Il punto di partenza e anche la sfida sta proprio qui. Possiamo imparare qualcosa da chi riesce a riprendere un nuovo sviluppo di buona qualità dopo un trauma, come sostiene lo psichiatra Michael Rutter, «padre» della psicologia infantile? E riprendendo un pensiero di Boris Cyrulnik (etologo e psicologo francese, tra i massimi studiosi di resilienza), «in quali condizioni interne ed esterne queste riprese di nuovo sviluppo sono possibili»? Se lo sono chiesti gli esperti riuniti lo scorso fine settimana a Parigi per il primo Congresso mondiale sulla resilienza.

«Si tratta di una questione molto affascinante, ma parecchio complessa. La resilienza è un processo, multidimensionale e multifattoriale» sottolinea Elena Malaguti, una delle prime studiose che ha introdotto in Italia le ricerche sulla resilienza e docente di Pedagogia speciale all’Università di Bologna, componente dell’Osservatorio internazionale sulla Resilienza di Parigi, presieduto dallo stesso Cyrulnik con il quale lavora da dieci anni.

«La resilienza nasce dalle ricerche della psicologa Emmy Werner che per prima fece uno studio longitudinale alle Hawaii» racconta Elena Malaguti. Emmy Werner esaminò 698 neonati, l’intera leva del 1955, nell’arco di 40 anni. Il risultato più significativo fu che, a dispetto dell’esposizione a fattori di rischio legati alla nascita o all’ambiente, circa un terzo dei bambini considerati ad alto rischio erano diventati adulti premurosi, competenti e affidabili.

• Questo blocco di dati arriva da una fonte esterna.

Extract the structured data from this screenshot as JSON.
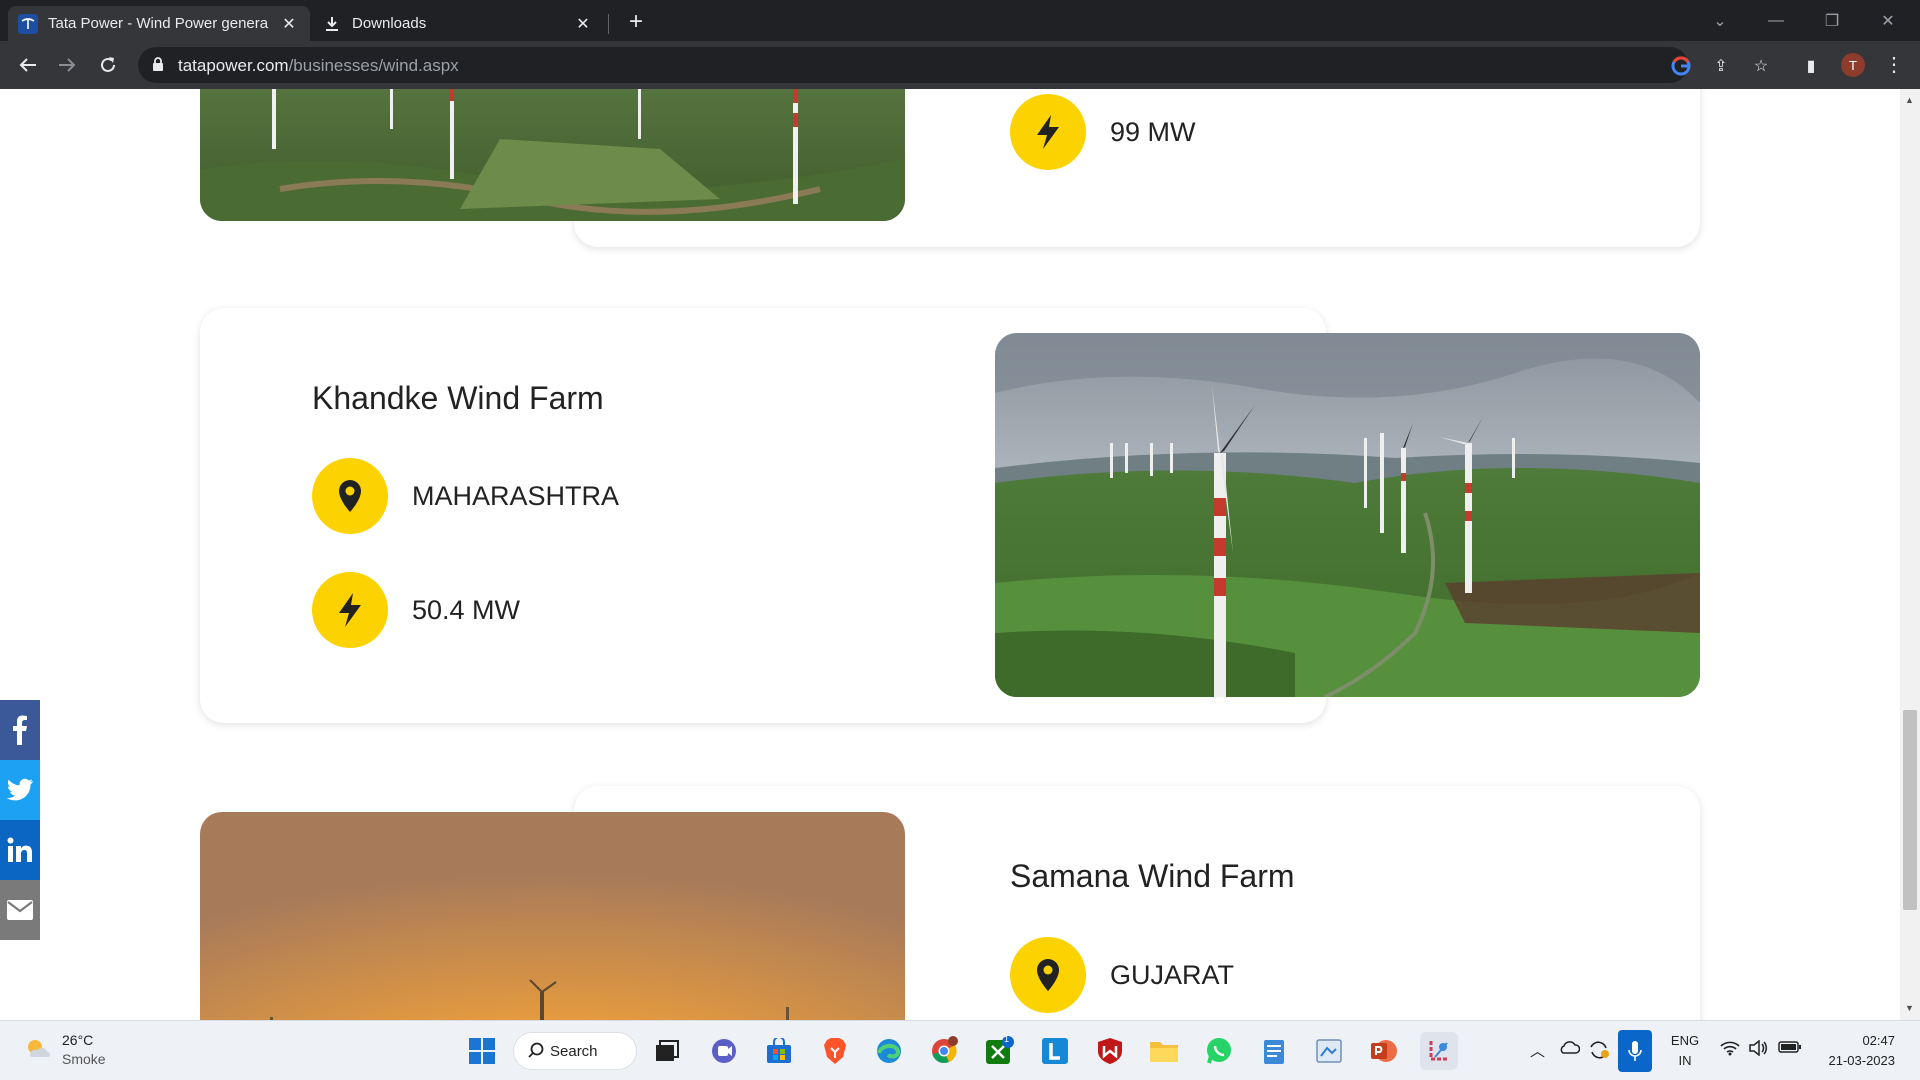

In condizioni normali, ognuno è solo potenzialmente resiliente: «All’interno delle definizione di resilienza - spiega Antonella Delle Fave, docente di Psicologia all’Università Statale di Milano-Ospedale Sacco - è implicito il fatto che ci sia una cosiddetta "condizione estenuante o estrema" di grave pressione per cui allora si manifesta la resilienza. Ci sono cioè delle risorse che possono essere utilizzate nel momento della necessità e che si traducono in resilienza. Se però viene a mancare questa situazione estrema, non possiamo più identificare tali risorse come strumentali alla resilienza».

Resilienza come forza di reazione e di adattamento dunque. Innata, forse, o raggiungibile? «Non credo esista il gene della resilienza - riflette Elena Malaguti -. In generale, sarebbe opportuno parlare di "resilienza naturale" e di "resilienza assistita", ovvero degli indicatori, dei progetti e dei percorsi che possono essere intenzionalmente avviati ad esempio da genitori, educatori, soccorritori, infermieri, insegnanti. In presenza di un evento traumatico è opportuno individuare le strategie di coping, cioè la capacità di far fronte a un evento; i processi di empowerment, ovvero l’accrescimento e l’acquisizione di competenze, e il processo di resilienza, vale a dire la ripresa evolutiva. È come se fosse una scala». In fondo, assicurano gli esperti, basta imparare a salirci.